Generalization of the classic Eight Queens Puzzle ([wiki](http://en.wikipedia.org/wiki/Eight_queens_puzzle))
### Approach
This puzzle can be seen as enforcing two conditions over a set of `n` coordinates on a `n`-by-`n` chessboard:
- There should be no orthogonal crossing (no two coords sharing row/column),
- There should be no diagonal crossing (no two coords on same diagonal).
I satisfy the first by building candidate solutions from permutations of rows and columns, to grant their uniqueness.

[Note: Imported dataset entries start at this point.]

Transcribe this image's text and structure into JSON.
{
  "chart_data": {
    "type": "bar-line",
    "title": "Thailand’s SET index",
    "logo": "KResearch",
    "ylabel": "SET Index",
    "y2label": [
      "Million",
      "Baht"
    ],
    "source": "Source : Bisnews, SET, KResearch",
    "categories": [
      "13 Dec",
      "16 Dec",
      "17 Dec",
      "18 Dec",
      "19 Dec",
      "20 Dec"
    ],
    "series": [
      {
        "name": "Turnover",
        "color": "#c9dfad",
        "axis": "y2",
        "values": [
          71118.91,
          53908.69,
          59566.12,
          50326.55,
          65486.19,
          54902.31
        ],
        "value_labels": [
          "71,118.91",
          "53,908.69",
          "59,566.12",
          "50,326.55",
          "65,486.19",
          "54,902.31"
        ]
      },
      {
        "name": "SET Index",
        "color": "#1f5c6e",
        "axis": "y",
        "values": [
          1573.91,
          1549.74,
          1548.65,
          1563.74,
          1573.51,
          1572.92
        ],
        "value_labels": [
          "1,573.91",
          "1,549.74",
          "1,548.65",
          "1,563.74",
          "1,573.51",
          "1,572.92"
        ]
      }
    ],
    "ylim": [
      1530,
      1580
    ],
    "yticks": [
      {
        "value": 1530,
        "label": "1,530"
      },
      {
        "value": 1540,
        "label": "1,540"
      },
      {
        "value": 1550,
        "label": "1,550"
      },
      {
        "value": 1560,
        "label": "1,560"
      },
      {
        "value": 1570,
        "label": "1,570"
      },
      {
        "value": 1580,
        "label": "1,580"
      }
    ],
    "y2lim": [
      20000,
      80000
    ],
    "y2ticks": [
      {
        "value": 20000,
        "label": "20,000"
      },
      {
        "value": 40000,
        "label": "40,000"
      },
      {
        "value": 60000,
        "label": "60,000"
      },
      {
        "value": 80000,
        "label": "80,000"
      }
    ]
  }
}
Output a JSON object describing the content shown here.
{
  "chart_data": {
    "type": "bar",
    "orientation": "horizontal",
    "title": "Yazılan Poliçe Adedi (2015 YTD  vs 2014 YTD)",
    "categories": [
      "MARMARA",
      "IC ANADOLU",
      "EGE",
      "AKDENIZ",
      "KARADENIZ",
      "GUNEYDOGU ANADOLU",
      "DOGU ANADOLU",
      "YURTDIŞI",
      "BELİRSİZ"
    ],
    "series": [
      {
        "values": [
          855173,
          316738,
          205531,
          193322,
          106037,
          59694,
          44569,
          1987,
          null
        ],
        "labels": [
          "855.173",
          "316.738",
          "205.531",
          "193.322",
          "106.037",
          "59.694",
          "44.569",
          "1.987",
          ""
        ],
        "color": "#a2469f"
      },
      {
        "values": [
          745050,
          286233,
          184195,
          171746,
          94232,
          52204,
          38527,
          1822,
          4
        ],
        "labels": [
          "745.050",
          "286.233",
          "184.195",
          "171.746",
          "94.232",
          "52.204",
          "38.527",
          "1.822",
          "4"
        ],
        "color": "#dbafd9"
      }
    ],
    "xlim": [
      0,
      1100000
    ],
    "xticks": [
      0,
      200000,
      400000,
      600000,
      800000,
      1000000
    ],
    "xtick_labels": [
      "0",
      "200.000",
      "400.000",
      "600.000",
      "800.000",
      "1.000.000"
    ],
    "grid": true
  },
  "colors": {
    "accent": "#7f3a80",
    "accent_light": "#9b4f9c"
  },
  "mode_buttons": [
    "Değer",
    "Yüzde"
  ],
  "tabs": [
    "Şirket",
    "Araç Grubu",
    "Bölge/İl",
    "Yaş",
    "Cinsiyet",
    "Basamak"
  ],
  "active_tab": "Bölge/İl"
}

I verify the second condition by rotating the reference system by PI/4 radians, then checking the common rows/columns.
### Optimization
Explicitly searching a permutation space is extremely inefficient. In order to reduce its size, I fix the order of the queens description, without loss of generality: the first queen is always on the first row, the second on the second row, etc. This means I can describe a solution as a permutation of column positions, rather than the (more common) approach of row/column permutations.
This method is extremely efficient in both CPU and RAM usage. My laptop finds all solutions (including mirrored) for the classic 8 queens in half a second, and 9 queens in less than 6 seconds, with a ram occupation of few KB since each solution is evaluated (and usually discarded) upon construction.
... And this is a good example of why I prefer approaching a hard problem with a high-level language and optimize the algorithm, rather than lose myself in making a highly optimized language solve a complex problem.
### Further work
I'm very tempted to bring it to 3D-chess :) only the terminal pretty printing won't cut it out anymore.